When three capacitors of equal capacities are connected in parallel and one of the same capacity is connected in series with its combination. The resultant capacity is \[3.75\mu F\] . The capacity of each capacitor is:
A) \[5\mu F\]
B) \[6\mu F\]
C) \[7\mu F\]
D) \[8\mu F\]

Answer 1

Hint: For capacitors connected in parallel, the resultant capacity is the arithmetic sum of each capacitor. For capacitors connected in series, the resultant capacity is the sum of the inverses of each capacitor. Draw a labelled diagram and solve accordingly.

Complete step by step solution:
A capacitor is a device which stores the electrical energy in its electric field. It is a passive electronic component with two terminals (passive electronic components do not generate energy). The effect of a capacitor is known as capacitance.
Let the capacitance of each capacitor be \[C\]. Let ${C_1}, {C_2}, {C_3} and {C_4}$ be the four capacitors that have capacitances as follows.

${C_1} = {C_2} = {C_3} = {C_4} = C$ . As all the capacitors are given to be of equal capacitances.
Now as capacitors are connected in parallel and we know that when capacitors are connected in parallel then the resultant capacitance is the arithmetic sum of the capacitances.
Therefore the resultant capacitance will be given as:
\[\Rightarrow {{C}_{0}}=C+C+C\]
\[\Rightarrow {{C}_{0}}=3C\]
Now one capacitor is in series and for series combination the resultant will be given as follows
\[\Rightarrow \dfrac{1}{{{C}_{final}}}=\dfrac{1}{3C}+\dfrac{1}{C}\]
\[\Rightarrow \dfrac{1}{3.75}=\dfrac{1}{3C}+\dfrac{1}{C}\]
Solving this we get
\[\Rightarrow C=5\]

Therefore the value of each capacitor is \[5\mu F\] . Hence Option \[A\] is correct.

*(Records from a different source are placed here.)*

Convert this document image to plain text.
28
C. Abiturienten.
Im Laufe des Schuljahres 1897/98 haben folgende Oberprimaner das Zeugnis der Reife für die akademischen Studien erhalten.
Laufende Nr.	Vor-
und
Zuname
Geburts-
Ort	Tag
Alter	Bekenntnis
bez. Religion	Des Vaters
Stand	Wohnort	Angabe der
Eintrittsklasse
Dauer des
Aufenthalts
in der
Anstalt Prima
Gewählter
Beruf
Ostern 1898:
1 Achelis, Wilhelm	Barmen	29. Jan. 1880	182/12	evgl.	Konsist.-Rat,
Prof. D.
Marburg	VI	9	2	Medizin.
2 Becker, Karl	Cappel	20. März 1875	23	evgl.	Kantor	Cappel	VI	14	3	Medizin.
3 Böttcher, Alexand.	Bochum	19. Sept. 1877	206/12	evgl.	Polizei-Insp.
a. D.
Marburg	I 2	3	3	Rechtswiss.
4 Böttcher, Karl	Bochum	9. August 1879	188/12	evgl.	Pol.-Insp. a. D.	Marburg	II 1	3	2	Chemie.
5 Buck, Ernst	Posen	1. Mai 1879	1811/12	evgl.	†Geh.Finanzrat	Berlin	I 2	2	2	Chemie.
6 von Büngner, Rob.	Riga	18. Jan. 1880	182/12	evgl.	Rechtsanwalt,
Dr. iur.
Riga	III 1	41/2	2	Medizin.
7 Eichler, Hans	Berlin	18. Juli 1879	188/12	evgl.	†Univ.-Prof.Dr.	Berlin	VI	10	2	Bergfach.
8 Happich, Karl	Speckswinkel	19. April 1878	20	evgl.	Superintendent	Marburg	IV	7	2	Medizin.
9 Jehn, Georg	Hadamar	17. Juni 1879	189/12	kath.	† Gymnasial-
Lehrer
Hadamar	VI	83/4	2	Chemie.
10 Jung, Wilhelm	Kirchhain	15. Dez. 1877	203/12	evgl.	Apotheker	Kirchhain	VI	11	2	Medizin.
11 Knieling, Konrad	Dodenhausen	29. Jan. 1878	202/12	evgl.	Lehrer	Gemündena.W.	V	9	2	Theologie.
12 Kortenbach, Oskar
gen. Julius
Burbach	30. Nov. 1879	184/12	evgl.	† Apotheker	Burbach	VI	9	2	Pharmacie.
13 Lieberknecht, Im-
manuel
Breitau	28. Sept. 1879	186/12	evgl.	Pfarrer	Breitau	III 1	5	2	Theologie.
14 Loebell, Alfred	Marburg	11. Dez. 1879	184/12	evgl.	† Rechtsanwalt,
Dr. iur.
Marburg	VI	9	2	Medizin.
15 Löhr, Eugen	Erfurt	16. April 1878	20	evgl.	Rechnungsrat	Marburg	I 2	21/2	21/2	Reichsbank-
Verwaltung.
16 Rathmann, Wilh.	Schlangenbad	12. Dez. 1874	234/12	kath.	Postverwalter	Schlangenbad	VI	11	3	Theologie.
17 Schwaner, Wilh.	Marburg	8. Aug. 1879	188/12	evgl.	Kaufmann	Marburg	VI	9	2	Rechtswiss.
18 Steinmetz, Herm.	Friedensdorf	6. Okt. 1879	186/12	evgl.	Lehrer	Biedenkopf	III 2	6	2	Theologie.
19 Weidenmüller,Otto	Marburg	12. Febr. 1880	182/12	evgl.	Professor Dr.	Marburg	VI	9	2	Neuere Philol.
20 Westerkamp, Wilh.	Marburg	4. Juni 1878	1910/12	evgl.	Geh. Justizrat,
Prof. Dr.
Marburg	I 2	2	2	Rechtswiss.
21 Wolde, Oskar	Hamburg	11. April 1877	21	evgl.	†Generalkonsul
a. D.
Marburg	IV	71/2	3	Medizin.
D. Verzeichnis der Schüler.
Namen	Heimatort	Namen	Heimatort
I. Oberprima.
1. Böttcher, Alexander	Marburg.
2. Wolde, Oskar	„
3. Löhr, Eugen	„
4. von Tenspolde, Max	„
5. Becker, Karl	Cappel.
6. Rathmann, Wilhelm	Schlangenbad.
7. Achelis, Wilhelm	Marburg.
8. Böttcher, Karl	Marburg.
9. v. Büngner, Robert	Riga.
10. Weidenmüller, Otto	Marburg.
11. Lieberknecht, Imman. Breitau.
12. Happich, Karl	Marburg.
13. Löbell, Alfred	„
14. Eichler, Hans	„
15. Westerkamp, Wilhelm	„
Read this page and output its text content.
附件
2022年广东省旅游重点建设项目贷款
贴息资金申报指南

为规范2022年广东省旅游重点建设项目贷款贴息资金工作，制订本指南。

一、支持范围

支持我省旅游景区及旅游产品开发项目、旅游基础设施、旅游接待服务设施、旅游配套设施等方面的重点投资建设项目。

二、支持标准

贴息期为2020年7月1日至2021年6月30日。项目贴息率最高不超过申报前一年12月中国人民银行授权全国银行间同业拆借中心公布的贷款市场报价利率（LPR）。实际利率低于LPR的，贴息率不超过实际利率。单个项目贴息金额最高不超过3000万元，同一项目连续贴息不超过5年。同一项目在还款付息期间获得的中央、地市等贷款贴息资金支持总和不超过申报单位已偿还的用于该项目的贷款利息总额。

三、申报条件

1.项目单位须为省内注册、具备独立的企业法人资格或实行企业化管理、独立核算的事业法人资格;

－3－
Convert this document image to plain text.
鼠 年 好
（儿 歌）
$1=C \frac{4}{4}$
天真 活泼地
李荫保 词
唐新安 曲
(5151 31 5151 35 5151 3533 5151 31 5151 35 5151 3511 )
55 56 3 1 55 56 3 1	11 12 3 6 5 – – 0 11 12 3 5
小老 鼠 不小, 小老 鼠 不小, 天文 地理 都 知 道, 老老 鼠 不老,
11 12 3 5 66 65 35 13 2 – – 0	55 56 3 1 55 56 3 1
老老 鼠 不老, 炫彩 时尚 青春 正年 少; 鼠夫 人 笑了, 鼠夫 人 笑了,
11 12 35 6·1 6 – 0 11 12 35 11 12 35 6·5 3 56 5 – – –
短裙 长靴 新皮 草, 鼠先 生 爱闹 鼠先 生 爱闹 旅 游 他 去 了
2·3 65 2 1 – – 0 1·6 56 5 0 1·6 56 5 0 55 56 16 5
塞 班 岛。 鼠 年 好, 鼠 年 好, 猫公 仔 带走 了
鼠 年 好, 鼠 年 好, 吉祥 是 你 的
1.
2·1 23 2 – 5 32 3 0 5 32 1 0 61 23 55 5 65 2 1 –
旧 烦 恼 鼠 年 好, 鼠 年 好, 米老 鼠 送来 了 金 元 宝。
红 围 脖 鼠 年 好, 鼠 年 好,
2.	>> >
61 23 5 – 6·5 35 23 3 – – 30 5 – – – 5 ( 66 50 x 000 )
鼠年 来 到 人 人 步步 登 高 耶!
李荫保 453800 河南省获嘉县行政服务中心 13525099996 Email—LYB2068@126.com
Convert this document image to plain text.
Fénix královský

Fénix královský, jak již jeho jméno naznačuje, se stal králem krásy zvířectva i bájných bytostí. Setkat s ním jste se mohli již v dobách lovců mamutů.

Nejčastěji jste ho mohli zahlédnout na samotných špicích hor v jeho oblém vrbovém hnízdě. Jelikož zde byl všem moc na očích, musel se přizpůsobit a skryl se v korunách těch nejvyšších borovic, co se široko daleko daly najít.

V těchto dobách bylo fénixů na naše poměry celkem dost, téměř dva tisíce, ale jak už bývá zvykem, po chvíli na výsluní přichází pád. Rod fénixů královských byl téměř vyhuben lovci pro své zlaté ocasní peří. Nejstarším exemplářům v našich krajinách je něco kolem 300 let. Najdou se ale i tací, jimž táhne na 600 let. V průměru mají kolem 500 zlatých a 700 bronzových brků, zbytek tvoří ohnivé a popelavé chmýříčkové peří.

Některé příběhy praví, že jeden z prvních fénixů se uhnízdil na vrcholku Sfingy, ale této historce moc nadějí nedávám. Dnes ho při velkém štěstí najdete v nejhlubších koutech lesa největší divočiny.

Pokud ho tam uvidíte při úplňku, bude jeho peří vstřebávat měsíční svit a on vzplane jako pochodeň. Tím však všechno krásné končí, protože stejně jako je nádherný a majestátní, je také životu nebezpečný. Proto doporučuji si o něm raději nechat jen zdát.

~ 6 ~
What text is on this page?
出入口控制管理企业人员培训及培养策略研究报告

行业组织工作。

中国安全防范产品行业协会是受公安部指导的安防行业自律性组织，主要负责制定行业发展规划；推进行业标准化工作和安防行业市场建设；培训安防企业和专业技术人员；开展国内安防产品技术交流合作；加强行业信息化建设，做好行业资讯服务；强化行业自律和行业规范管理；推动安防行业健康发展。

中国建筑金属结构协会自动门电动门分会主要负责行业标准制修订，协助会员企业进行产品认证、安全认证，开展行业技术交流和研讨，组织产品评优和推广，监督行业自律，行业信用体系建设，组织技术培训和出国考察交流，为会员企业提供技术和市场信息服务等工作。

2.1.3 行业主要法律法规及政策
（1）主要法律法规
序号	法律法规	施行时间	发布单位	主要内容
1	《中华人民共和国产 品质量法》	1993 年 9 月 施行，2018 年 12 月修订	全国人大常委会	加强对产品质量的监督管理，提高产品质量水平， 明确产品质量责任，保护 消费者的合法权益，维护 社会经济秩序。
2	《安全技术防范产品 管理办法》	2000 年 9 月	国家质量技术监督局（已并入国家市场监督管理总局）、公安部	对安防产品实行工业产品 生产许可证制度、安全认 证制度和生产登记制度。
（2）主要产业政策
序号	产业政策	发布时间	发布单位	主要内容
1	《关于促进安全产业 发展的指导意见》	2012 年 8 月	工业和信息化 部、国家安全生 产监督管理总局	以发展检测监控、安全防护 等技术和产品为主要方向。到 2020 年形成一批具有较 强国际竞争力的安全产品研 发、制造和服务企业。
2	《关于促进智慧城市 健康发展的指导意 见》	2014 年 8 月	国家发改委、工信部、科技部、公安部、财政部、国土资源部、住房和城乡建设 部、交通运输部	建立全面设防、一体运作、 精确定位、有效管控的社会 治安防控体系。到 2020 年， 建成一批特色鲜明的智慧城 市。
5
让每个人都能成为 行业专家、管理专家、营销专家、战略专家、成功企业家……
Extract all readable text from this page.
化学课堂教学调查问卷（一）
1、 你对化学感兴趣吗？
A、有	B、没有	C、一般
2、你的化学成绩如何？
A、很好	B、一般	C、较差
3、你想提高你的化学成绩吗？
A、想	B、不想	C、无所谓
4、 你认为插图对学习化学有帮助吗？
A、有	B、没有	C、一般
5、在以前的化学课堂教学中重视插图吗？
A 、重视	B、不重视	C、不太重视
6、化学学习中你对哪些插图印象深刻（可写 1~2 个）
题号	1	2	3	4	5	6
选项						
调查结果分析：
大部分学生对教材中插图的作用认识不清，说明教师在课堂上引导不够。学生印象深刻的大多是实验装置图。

Note: Don’t confuse resistors. While calculating resultant resistance, for series combination the resultant resistance is the arithmetic sum of individual resistances but in capacitors it is reverse of resistances. The capacitance of a given circuit is increased by connecting the capacitors in parallel. Similarly the capacitance of a given circuit is decreased by connecting the capacitors in series with respect to each other.